Placencia, once tranquil even by Belizean standards, has now become one of the most popular destinations in this small country.

It is located at the southern end of a 25km long headland, which extends parallel to the coast in the Stann Creek District.
Its wide bay is considered Belize’s best mainland beach. Depending on the season and weather, you can swim here in the morning, while in the afternoon the water is sometimes turbulent and seaweed is washed ashore.
From Placencia some of the so-called Southern Cayes, where diving and snorkeling tours are offered, can also be reached in a short time as the barrier reef is closer to the coast than further north.
The encounters with whale sharks at Gladden Spit, an elbow-shaped bulge of the reef, during the season – and then especially at full moon times – promise a special experience. Then the peaceful sea giants come to the spawning grounds of the snapper to pounce on the billions of fish eggs that make the sea water milky.
One of the popular tours “ashore” is a trip to the Monkey River, the mouth of which is reached by boat after about 20km. Upstream the passengers have the opportunity to observe the animal world, e.g. the name-giving howler monkeys.

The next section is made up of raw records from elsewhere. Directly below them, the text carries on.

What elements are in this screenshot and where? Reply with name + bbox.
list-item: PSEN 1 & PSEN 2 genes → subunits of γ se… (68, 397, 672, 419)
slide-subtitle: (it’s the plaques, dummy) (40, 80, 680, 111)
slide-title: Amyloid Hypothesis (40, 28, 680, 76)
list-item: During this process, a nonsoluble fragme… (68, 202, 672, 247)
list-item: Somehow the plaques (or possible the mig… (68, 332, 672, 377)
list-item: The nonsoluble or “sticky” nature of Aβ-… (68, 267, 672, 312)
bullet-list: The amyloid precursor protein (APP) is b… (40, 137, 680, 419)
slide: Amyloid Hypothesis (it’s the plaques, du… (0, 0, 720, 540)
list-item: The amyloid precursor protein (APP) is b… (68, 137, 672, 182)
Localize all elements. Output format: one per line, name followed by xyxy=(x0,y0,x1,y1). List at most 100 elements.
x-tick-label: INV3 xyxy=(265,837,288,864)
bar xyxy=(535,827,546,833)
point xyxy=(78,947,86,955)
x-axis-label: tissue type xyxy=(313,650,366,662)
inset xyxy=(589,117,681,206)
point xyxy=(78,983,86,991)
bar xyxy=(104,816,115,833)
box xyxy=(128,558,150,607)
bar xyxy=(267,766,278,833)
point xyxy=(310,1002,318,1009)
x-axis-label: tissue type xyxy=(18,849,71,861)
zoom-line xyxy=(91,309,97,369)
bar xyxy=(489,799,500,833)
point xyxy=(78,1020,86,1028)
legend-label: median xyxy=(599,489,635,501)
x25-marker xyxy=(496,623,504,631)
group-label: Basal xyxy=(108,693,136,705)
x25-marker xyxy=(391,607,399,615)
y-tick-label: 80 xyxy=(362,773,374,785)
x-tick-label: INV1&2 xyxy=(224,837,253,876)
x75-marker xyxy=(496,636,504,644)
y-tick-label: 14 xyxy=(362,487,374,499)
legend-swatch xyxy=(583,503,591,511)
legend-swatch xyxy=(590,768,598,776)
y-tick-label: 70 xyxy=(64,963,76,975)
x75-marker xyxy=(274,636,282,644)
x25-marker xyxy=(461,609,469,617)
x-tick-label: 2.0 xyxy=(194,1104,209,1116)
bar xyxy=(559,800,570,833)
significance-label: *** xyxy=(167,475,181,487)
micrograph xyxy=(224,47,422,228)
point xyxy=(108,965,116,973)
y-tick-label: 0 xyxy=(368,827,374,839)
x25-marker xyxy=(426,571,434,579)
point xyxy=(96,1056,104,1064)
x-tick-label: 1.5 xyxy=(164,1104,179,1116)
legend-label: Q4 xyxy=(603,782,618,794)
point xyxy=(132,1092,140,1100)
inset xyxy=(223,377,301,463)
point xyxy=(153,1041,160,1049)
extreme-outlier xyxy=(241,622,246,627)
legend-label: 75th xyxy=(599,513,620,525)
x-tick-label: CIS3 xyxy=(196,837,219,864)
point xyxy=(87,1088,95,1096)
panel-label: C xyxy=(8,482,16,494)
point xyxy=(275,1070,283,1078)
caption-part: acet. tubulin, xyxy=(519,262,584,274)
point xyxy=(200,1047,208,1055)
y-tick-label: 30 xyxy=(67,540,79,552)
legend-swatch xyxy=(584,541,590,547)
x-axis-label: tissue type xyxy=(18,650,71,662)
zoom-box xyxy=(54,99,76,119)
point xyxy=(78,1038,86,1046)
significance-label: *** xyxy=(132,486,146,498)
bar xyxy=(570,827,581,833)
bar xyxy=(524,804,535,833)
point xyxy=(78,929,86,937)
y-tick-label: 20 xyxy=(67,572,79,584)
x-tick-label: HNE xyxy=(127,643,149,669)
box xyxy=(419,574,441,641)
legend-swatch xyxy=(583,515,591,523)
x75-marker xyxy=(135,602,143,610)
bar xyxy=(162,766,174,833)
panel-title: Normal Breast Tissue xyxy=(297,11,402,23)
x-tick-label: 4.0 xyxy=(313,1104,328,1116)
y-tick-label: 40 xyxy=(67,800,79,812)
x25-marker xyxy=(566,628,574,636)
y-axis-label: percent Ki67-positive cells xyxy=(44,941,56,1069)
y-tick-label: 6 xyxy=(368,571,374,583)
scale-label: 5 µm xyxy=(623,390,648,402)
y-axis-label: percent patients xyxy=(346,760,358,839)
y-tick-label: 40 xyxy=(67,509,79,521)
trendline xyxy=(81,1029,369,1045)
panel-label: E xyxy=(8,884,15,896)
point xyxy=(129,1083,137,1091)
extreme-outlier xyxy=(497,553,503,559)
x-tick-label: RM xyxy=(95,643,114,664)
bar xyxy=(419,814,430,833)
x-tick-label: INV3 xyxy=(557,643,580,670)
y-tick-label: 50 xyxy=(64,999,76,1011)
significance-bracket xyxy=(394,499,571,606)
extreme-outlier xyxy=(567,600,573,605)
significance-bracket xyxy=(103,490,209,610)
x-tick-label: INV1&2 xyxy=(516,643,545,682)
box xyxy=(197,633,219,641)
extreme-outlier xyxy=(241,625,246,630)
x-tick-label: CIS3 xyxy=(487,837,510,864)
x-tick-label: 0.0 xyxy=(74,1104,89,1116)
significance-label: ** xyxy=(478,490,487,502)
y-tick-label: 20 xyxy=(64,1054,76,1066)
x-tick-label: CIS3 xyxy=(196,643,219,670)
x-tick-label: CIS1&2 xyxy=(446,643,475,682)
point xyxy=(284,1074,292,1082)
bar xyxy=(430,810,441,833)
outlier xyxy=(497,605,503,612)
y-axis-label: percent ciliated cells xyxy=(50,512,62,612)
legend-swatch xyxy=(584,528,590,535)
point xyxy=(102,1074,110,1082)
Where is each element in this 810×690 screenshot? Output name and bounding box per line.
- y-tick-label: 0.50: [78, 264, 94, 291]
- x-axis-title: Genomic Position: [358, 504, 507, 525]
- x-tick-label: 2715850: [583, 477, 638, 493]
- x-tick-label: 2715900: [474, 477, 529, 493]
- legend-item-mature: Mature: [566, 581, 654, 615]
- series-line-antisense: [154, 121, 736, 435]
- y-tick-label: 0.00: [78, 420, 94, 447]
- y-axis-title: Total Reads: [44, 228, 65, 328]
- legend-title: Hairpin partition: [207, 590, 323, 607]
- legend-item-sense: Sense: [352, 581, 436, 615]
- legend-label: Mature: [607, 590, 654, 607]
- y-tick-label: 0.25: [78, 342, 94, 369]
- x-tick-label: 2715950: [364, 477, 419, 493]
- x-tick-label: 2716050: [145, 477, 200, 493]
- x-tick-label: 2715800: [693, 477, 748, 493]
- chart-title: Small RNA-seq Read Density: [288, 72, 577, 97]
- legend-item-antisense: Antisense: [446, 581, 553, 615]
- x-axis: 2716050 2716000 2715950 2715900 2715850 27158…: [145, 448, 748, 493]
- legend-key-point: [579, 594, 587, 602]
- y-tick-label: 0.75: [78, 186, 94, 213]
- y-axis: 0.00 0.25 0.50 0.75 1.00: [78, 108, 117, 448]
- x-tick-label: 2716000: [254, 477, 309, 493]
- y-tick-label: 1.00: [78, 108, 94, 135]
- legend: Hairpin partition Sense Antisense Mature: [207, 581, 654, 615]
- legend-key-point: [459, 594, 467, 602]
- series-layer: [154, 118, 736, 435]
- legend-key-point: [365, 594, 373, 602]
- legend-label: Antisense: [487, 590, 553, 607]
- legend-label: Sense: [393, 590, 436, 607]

Monkey River Village was destroyed to an even greater extent by the last devastating hurricane than the equally badly hit Placencia. More than 90 percent of the houses seen today had to be rebuilt after Iris hit land in Monkey River in October 2001. Placencia, which resembled a wrecked desert after the hurricane, has even grown since its reconstruction. Above all, the number of accommodations, pubs and restaurants has increased with the improved accessibility.
Among them are also some luxurious accommodations, which seem, however, in our opinion, misplaced in Placencia and are to be recommended only to those who are on the way with a rental car, since they lie far in the north of the actual place (Maya Beach).